Egypt

ElBaradei suggests People’s Assembly elect interim president

Mohamed ElBaradei on Friday suggested that the newly elected People's Assembly elect an interim president to preside over the remainder of the transitional period.

The proposal is part of a five-point initiative the former International Atomic Energy Agency head outlined on his Twitter account, designed to shorten the transitional period and facilitate the ruling Supreme Council of the Armed Forces' withdrawal from government.

ElBaradei, who many young revolutionaries see as the spiritual father of the 25 January revolution, also wrote that elections for the upper house of Parliament, the Shura Council, would be a huge waste of time and money.

“The Shura Council does not have any power and most likely will be canceled in the new constitution,” he wrote.

Government authorities have scheduled Shura Council elections to be held in two phases, on 29 and 30 January and 14 and 15 February. Runoffs for the first stage are scheduled for 7 February and the second stage for 22 February.

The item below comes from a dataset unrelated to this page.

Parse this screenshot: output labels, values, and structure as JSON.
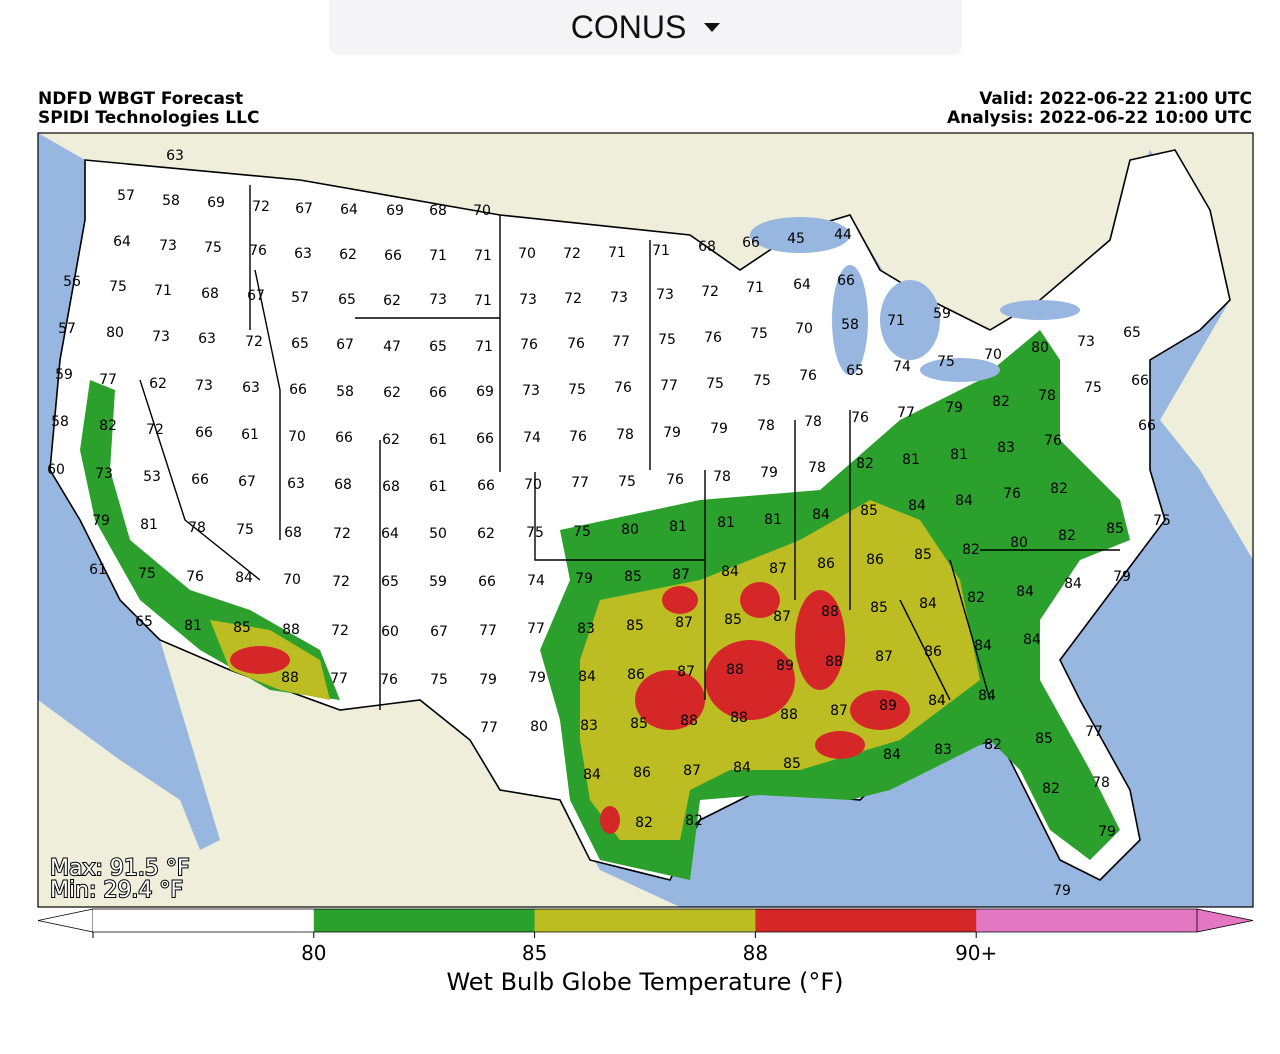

“The logical sequence in the coming period should be: the People's Assembly selects an interim president, forms a constituent assembly to draft the new constitution, [and] the new constitution determines the political system and ensures a civil state, rights and freedoms,” ElBaradei wrote.

ElBaradei concluded his initiative by writing: “After one year of confusion, it's time to agree on correcting the path.”

In a tweet in English on Thursday, ElBaradei wrote: “Ball now in parliament court to implement rev goals eg laws re independent judiciary & media,military trials,emergency law. Time to deliver.” [sic]

ElBaradei's initiative is similar to the demands of many young revolutionaries who are now demanding the SCAF turn over power to the Freedom and Justice Party's Saad al-Katatny, the newly elected speaker of the People's Assembly, which is the only elected authority in Egypt at the moment.

The SCAF has repeatedly stressed it will hand over power to a civilian government after presidential elections, or by 30 June at the latest.

Some revolutionaries doubt the military rulers' pledge to leave power, citing the slow pace of reforms enacted during the transitional period.